Ava’s experiences of the war felt raw and heightened, and evoked a real sense of fear and uncertainty during the book. The war was constantly on Ava’s mind, and this was shown through her letters that were censored, and filled with reminders of what the war was like. We get a glimpse of what Australia’s experience with the war was like in this book, and how it impacted a family and their small community as everyone coped with trauma of some kind. I was very eager to read this book, having read Helen’s previous books, The Rebels of Mount Buffalo and Legend of the Lighthouse Moon, and it didn’t let me down at all. Everything I hoped for this book was there, and everything about it was dealt with sensitively and in a way that middle grade to early young adult readers can understand.
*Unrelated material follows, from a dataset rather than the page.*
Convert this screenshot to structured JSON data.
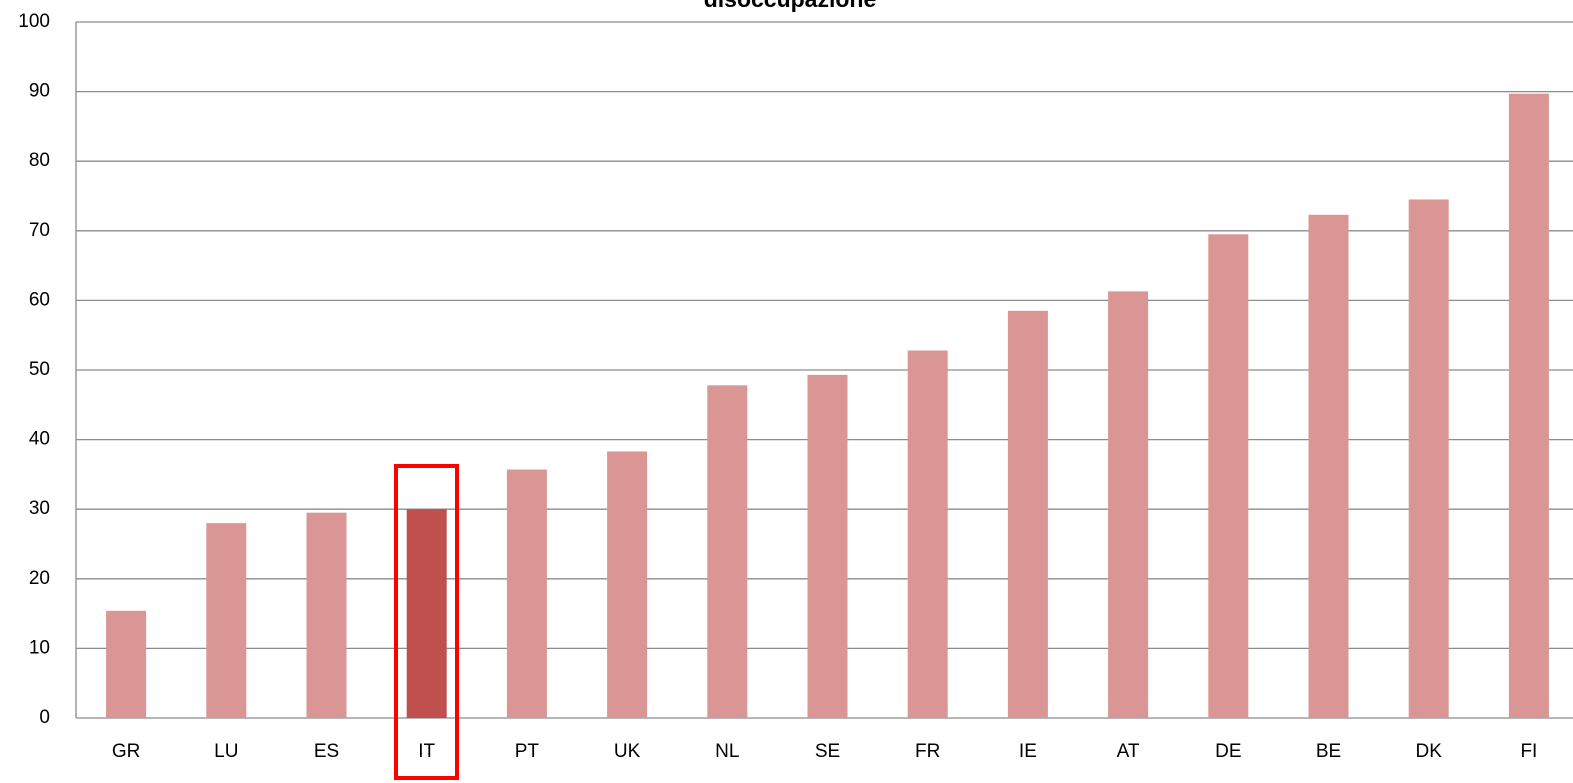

It is a great book for older readers too, because it deals with the events of the bombing of Darwin in a very human way.
This is what makes books that have war and historical events work so well for me. They have the facts, but they also have the human connection we need. That makes historical events real, or at least, humanise them beyond the stark facts of how many people died or where something happened. It makes history come to life. And Ava is such a wonderful character, who shows us how children were affected by war, by what they heard and saw. These are stories that need to be heard, and middle grade and young adult fiction does an excellent job of this.
I think On Gallant Wings is an exceptional book about the war and how different people responded to what was going on, and their responses once they got home. It didn’t shy away from showing racism and discrimination, and it also allowed the characters to talk about it. To say that they felt it was wrong, and to do what they could to remain fair and understanding. It is a great book to add to our knowledge of the war in Australia, and particularly about how it impacted children and families. Helen has done an excellent job of bringing it all together with delicacy, sensitivity and a profound understanding grounded in research to bring this to life.